We went in there and we were like, ‘We need a steel guitar player. We need fiddle. We need banjo. We need mandolin. We want this. Don’t do the slammin’ electric guitars — only on these two songs.’ ●
— Maddie & Tae’s Maddie Marlow on the recording of Start Here.
You want to find the balance between art and commerce. […] If I could just make the record I wanted to make, I’d hire the countriest guys in Nashville. Kenny Sears, Opry members, the Time Jumpers. Maybe Vince Gill to come sing. And we’d make a country record that probably wouldn’t get sold at all. Lots of twin fiddles, steel guitars, country shuffles and western swing. […] And I would love to. But I’m not that rich. ●
— Joe Nichols, underestimating (I think) the probable reception of a very strong traditional country record by a guy with his voice.
Q: Do you feel you’re at the point where you only want to record music that reflects who you are now?

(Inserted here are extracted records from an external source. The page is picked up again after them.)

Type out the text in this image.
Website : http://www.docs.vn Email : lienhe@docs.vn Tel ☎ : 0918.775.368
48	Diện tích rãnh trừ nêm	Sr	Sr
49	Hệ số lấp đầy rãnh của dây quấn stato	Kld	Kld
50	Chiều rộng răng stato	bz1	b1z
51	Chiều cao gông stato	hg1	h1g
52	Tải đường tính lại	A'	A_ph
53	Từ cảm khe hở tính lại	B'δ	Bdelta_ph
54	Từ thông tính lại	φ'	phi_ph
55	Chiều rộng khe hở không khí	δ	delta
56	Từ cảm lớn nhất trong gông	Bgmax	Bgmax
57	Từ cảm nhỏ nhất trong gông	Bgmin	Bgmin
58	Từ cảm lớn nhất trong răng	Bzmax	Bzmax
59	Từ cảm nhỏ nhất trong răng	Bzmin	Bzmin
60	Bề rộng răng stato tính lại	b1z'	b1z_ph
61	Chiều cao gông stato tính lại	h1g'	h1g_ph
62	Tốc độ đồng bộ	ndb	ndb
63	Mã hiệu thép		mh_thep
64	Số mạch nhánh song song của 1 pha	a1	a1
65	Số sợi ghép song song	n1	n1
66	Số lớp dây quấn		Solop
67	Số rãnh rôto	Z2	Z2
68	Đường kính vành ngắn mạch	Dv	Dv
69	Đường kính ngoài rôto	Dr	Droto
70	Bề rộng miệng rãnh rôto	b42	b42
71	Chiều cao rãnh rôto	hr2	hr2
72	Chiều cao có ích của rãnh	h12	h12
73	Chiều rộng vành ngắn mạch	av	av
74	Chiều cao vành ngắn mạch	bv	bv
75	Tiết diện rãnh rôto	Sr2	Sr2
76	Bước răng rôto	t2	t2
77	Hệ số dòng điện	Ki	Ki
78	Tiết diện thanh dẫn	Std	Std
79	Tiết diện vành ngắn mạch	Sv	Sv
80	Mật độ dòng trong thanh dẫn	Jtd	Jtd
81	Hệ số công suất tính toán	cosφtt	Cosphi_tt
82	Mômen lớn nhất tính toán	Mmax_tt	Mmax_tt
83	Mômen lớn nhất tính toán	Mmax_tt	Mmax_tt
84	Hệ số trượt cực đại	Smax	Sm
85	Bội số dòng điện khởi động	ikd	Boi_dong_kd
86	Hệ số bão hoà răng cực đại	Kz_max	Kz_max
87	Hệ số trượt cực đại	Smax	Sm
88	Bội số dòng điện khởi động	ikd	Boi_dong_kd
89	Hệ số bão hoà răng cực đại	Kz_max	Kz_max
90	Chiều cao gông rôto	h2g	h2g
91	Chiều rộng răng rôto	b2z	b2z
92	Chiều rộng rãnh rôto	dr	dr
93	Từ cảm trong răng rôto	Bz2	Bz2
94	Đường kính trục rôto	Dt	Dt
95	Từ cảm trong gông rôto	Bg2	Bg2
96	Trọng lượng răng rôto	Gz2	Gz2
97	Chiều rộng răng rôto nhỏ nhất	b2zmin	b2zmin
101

A: It’s never strictly about music, because it can’t be that way. There are too many people invested in my career to just go, “I am strictly based upon what you hear on my album, and that’s what it is, take it or leave it, this is what I am.” I’ve got management and labels, radio guys, promoters looking to do a tour. You can’t start a tour if you don’t have the right songs to support it. There’s money that’s being spent. I got guys in a crew and I feel responsible for their lifestyles, their families and their livelihood. I can’t afford to be selfish, nor do I want to be. ●
— Jake Owen. Now that you’ve worked through his answer, go back to the beginning and look at the question that prompted it again. How does any of this keep him from making music that reflects who he is?
But I think that the country music culture is being shaped by a new generation of label heads on Music Row. I was in a studio when someone got a call from one of the other labels. The head of the label would call the producer and say, ‘This sound isn’t working. We want it to be more like this. We want it to be more like that.’ He wouldn’t even talk to the artist! That kind of schooled me on how it normally goes now. ●
— Clint Black.
We were a bunch of guys who didn’t have any idea what we were doing, but we had Kris’ songs. As long as you have those brilliant songs, it didn’t matter how bad you played, or how bad he sang on ’em sometimes. It was one of those magical things that really worked, and I don’t think could ever happen again. ●
— Donnie Fritts on the early days of playing in Kris Kristofferson’s band.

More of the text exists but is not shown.